Lithuania Wants EU Sanctions On Belarus Over Migrant Inflow

According to RFE/RL, Lithuania says it has proposed that the European Union impose sanctions on Belarusian citizens and companies it says are helping migrants cross into the bloc.

In recent months thousands of migrants, many from Iraq and Afghanistan, have crossed from Belarus into Lithuania alone, but neighbouring EU member states such as Poland and Latvia have also seen increases in illegal crossings.

Belarusian authorities have allegedly funnelled migrants across the EU border, which Minsk has denied, in what EU officials called a "hybrid attack" on the bloc in retaliation for sanctions over authoritarian ruler Alyaksandr Lukashenka's crackdown on the country's pro-democracy movement following a disputed presidential election in August 2020.

Speaking on August 24 at a news conference in the border town of Medininkai, Foreign Minister Gabrielius Landsbergis said the Lithuanian government had presented the EU's External Action Service with a list of Belarusian citizens and companies "involved in illegal migrant flows."
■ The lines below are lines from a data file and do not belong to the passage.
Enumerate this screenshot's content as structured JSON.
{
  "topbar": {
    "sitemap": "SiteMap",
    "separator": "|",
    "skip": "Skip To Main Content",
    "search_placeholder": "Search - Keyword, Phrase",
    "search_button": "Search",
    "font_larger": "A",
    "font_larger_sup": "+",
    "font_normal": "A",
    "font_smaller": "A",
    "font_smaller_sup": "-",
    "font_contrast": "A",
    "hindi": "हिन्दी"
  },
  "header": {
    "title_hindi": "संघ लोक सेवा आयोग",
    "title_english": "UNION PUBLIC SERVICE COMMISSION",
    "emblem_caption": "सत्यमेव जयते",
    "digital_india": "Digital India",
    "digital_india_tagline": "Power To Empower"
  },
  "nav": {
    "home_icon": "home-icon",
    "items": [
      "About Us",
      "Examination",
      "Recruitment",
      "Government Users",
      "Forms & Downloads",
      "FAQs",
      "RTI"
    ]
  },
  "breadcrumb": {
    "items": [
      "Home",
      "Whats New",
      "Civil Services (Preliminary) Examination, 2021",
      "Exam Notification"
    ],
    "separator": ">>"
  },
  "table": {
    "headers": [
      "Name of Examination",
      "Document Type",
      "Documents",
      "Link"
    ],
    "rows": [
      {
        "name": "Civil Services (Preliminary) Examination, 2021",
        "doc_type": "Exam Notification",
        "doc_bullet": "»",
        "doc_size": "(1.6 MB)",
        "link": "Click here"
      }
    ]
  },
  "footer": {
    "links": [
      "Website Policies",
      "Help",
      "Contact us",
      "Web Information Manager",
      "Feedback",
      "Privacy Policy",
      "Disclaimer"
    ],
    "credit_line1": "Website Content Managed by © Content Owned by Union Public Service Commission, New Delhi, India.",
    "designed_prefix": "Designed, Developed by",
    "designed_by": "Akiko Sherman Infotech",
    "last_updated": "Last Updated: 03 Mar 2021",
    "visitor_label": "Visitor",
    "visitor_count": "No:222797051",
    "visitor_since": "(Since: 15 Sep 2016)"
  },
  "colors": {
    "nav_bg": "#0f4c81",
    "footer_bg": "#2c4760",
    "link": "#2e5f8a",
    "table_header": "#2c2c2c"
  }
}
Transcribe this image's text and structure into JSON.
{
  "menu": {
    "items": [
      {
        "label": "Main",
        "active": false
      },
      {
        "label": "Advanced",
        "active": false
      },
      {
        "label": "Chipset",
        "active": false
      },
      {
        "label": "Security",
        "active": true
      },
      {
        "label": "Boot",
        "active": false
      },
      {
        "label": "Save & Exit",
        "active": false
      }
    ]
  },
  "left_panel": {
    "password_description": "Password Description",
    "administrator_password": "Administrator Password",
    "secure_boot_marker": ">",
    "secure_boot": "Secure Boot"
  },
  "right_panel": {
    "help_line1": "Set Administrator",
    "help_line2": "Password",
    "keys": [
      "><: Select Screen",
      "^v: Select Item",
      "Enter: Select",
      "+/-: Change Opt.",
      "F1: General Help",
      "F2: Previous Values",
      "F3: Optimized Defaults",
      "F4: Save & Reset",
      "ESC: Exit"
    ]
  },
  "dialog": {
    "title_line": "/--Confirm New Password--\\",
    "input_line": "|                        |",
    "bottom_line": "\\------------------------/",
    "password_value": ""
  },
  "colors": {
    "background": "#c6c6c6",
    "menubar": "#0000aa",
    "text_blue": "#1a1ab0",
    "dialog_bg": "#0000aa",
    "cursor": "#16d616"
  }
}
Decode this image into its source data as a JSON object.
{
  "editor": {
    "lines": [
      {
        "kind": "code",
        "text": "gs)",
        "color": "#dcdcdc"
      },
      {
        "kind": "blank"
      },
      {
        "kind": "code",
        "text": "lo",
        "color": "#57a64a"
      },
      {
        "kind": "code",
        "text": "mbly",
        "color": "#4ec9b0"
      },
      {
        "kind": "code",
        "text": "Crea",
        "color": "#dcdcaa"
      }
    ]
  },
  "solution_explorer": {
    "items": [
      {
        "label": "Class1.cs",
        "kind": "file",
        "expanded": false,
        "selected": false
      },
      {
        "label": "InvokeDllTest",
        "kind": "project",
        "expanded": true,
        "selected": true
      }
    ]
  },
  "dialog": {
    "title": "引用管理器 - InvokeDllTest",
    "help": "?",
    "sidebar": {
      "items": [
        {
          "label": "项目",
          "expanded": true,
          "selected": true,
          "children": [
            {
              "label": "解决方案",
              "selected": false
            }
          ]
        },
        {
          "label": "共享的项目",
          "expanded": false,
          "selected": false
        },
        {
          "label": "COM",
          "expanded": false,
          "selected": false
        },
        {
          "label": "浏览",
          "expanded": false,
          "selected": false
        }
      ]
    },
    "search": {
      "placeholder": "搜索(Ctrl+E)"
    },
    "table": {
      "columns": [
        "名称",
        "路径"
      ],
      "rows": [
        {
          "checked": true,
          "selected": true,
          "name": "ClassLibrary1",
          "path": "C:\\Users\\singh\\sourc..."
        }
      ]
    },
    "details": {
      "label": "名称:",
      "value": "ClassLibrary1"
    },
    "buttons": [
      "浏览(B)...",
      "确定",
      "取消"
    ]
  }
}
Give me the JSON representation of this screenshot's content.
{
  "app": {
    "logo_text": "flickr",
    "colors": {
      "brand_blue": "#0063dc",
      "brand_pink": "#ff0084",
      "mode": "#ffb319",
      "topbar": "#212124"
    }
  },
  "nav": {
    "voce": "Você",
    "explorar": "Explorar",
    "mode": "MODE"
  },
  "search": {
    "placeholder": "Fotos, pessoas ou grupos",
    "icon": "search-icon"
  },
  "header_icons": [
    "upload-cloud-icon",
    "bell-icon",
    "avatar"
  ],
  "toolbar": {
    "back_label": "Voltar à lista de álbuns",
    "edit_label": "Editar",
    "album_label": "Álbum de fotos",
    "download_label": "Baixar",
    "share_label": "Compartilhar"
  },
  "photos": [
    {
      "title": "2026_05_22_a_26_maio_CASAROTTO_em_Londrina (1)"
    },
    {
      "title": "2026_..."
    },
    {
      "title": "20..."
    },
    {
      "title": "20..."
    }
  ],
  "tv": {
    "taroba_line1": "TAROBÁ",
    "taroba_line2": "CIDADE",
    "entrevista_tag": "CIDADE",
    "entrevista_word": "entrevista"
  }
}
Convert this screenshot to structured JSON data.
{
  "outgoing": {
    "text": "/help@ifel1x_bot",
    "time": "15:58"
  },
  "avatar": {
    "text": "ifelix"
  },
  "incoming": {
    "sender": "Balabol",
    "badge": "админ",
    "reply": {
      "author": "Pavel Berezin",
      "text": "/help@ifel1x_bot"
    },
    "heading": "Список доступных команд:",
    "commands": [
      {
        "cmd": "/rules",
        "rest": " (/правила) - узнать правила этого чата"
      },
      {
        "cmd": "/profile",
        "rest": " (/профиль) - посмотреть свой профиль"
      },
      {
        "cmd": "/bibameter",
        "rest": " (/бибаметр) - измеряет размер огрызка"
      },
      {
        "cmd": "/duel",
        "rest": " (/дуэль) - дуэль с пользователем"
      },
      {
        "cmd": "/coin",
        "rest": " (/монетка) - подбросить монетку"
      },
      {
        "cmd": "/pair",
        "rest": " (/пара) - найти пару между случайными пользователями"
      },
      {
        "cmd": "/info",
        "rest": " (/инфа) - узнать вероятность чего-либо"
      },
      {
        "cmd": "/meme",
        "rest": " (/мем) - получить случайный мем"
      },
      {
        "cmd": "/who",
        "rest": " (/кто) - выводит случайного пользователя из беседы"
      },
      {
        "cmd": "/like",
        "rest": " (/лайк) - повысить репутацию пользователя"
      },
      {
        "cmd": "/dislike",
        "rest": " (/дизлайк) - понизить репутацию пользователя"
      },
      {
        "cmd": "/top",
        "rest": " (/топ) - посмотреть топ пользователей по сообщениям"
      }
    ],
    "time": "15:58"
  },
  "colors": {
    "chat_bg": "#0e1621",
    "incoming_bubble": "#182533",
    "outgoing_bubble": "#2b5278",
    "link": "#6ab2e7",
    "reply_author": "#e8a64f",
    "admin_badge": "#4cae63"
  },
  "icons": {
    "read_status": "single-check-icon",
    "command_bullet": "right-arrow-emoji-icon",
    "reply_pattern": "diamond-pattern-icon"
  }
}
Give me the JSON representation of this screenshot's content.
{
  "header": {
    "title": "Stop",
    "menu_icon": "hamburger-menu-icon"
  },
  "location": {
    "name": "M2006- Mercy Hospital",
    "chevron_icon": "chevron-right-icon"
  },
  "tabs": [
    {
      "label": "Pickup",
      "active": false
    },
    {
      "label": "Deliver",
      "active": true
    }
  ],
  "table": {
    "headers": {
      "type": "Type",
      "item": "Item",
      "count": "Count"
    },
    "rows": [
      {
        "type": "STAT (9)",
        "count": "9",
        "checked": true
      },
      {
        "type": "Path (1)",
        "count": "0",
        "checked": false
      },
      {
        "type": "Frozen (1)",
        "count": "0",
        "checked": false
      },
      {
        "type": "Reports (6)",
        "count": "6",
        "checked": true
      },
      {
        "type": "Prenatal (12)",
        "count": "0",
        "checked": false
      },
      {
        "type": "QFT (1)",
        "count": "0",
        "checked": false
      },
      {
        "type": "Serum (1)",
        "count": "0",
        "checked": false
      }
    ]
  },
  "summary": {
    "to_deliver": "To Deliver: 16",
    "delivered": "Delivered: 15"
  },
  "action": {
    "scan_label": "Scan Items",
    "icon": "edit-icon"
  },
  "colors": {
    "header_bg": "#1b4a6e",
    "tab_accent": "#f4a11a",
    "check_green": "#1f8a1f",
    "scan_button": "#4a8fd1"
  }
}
"As soon as the institutions return from leave, it will be possible to start a debate on sanctions against these people and institutions," he said. "We need to send a very clear signal not only to Belarus, but also to any dictator who decides to use such an instrument against the European Union or any of its states that not only will it fail, but it will get back."

Landsbergis visited the border area along with Interior Minister AgneBilotaite and Austrian Foreign Minister Alexander Schallenberg, who told the same news conference that those responsible for the migrant inflow "must face strict sanctions."

The Lithuanian government plans to complete a 508-kilometre razor-wire fence along the border with Belarus by September 2022, at a cost of up to 152 million euros ($179 million).

Poland has also announced plans to build a similar fence on the border with Belarus.

During an August 24 visit to the border guards securing Poland's border with Belarus, Prime Minister Mateusz Morawiecki accused his country’s eastern neighbour of "trying systematically, and in an organized way, to destabilize the political situation."